Saturday, June 21, 2014

Plotting Word Embedding using T-SNE and Barnes-Hut-SNE with R

This blog contains a short tutorial for plotting high-dimensional word embedding data produced by word2vec using t-SNE and Barnes-Hut-SNE technique in R.

What is t-SNE?

t-SNE was introduced by Laurens van der Maaten and Geoff Hinton in "Visualizing Data using t-SNE" [2]. t-SNE stands for t-Distributed Stochastic Neighbor Embedding. It visualizes high-dimensional data by giving each datapoint a location in a two or three-dimensional map. It is a variation of Stochastic Neighbor Embedding (Hinton and Roweis, 2002) that allows optimization, and produces significantly better visualizations by reducing the tendency to lump points together in the center of the map that often renders the visualization ineffective and unreadable. t-SNE is good at creating a map that reveals structure and embedding relationships at many different scales. This is particularly important for high-dimensional inter-related data that lie on several different low-dimensional manifolds, such as images of objects from multiple classes seen from multiple viewpoints. 

The baseline version of t-SNE has O(N2) complexity. Later on, Maaten introduced the O(N log N) version of t-SNE a.k.a Barnes-Hut-SNE in [3]. 

t-SNE will work with many form of high-dimensional data. In this article, we will demonstrate the use of t-SNE against the high-dimensional distributed word representation (also known as word embedding) produced by word2vec algorithm. This high-dimensional representation of words can be used in many natural language processing (NLP) applications.

References:

[0] About R
[6] word2vec algorithm


Gladly that there are several free implementations of T-SNE out there. Here I am going to show you the R* version and use it to visualize distributed representation of words a.k.a word embedding.
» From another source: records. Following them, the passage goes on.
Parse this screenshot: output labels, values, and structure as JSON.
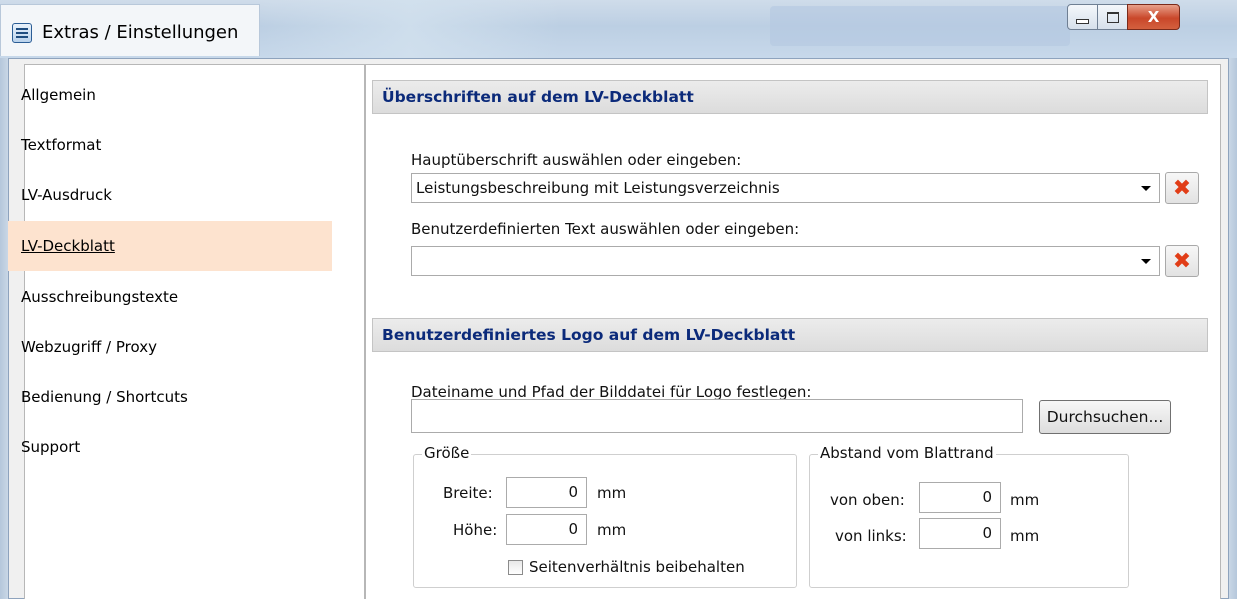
{
  "window": {
    "title": "Extras / Einstellungen",
    "close_glyph": "X"
  },
  "sidebar": {
    "items": [
      {
        "label": "Allgemein"
      },
      {
        "label": "Textformat"
      },
      {
        "label": "LV-Ausdruck"
      },
      {
        "label": "LV-Deckblatt",
        "active": true
      },
      {
        "label": "Ausschreibungstexte"
      },
      {
        "label": "Webzugriff / Proxy"
      },
      {
        "label": "Bedienung / Shortcuts"
      },
      {
        "label": "Support"
      }
    ]
  },
  "headings": {
    "section": "Überschriften auf dem LV-Deckblatt",
    "main_label": "Hauptüberschrift auswählen oder eingeben:",
    "main_value": "Leistungsbeschreibung mit Leistungsverzeichnis",
    "custom_label": "Benutzerdefinierten Text auswählen oder eingeben:",
    "custom_value": ""
  },
  "logo": {
    "section": "Benutzerdefiniertes Logo auf dem LV-Deckblatt",
    "path_label": "Dateiname und Pfad der Bilddatei für Logo festlegen:",
    "path_value": "",
    "browse_label": "Durchsuchen...",
    "size": {
      "title": "Größe",
      "width_label": "Breite:",
      "width_value": "0",
      "height_label": "Höhe:",
      "height_value": "0",
      "unit": "mm",
      "keep_ratio_label": "Seitenverhältnis beibehalten",
      "keep_ratio_checked": false
    },
    "margin": {
      "title": "Abstand vom Blattrand",
      "top_label": "von oben:",
      "top_value": "0",
      "left_label": "von links:",
      "left_value": "0",
      "unit": "mm"
    }
  },
  "colors": {
    "section_header_text": "#0b2a7a",
    "active_nav_bg": "#fde3cf",
    "delete_icon": "#e13d17"
  }
}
If you are interested in learning more about word embedding, you can check out Mikolov's word2vec page to get some context. There are several other sites published their word embedding such as wordrepresentation, #wenpengyin-phraseembedding. Note that we use Word Embedding here but there are many other high-dimensional data representation that just word embedding that one can visualize using T-SNE technique.


An example of the t-SNE word embedding plot. 
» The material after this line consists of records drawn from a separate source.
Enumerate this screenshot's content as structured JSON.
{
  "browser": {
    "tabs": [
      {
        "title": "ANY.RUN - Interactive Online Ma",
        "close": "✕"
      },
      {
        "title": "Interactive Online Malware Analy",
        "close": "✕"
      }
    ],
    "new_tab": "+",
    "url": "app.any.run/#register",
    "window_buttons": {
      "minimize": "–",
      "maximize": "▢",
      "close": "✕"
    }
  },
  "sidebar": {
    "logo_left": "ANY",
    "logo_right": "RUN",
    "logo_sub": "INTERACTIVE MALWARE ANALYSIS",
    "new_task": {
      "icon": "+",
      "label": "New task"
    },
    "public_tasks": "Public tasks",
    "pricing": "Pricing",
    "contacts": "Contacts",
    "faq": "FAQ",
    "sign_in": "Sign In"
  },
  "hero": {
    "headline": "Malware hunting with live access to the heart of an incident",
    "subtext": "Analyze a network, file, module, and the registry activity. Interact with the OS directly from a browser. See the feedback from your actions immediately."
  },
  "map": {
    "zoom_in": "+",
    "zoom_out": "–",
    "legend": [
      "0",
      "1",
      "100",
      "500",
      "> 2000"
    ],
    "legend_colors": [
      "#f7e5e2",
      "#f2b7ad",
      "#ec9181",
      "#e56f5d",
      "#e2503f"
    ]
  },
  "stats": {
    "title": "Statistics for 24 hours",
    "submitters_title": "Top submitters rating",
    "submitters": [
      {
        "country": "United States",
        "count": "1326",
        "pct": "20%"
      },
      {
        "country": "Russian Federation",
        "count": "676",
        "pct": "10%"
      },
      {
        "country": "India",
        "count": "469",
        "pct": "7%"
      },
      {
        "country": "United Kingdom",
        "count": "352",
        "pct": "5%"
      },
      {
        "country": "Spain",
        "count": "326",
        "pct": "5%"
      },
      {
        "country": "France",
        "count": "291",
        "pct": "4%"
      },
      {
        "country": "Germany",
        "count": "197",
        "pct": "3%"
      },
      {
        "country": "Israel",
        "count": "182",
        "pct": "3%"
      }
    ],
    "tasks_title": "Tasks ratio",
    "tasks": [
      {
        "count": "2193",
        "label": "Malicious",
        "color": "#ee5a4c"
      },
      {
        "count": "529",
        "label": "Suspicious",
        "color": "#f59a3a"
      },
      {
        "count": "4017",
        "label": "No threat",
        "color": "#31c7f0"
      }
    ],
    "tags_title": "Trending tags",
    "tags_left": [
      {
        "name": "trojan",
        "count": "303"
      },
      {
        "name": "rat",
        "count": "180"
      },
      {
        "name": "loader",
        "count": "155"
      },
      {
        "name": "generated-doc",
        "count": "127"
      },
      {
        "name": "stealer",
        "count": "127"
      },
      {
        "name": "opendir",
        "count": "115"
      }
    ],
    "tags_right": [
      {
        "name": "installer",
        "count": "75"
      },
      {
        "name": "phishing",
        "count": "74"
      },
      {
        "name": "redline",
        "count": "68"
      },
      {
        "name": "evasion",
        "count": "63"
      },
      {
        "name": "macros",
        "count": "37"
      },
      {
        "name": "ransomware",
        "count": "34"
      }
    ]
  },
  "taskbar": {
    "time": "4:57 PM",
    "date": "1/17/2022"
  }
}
The full size original image can be downloaded here and below more images showing different region of the embeddings.








Barnes-Hut-SNE Plot:
Plot generated by Barnes-Hut-SNE (Rtsne)

Running T-SNE and Barnes-Hut-SNE in R


1. Download and install the tsne and Rtsne R-package. See instruction for installing R-package. It is probably helpful to also look "R in action" text book to understand with the basic of datasets in R, loading data into R, and basic syntax of language covering the concept of variable, function, graph and using R-packages.
You can use any high-dimensional vector data and import it into R. If you don't have one, I have provided a sample words embedding dataset produced by word2vec
To load the dataset into R, execute the following R command in R shell (assuming that the data is in d:\samplewordembedding.csv):

2. Obtaining and importing dataset to R

DISCLAIMER: The intention of sharing the data is to provide quick access so anyone can plot t-SNE immediately without having to generate the data themselves. The data produced does not necessarily reflect the quality of the technique as quality can be affected by many parameters and when we produced the word embedding we run the word2vec algorithm with all default parameters. The data is shared on an "AS IS" BASIS, WITHOUT WARRANTIES OR CONDITIONS OF ANY KIND, either express or implied. You need to agree to this before using the data.
The sample dataset can be downloaded here.
> mydata <- read.table("d:\\samplewordembedding.csv", header=TRUE, sep=",")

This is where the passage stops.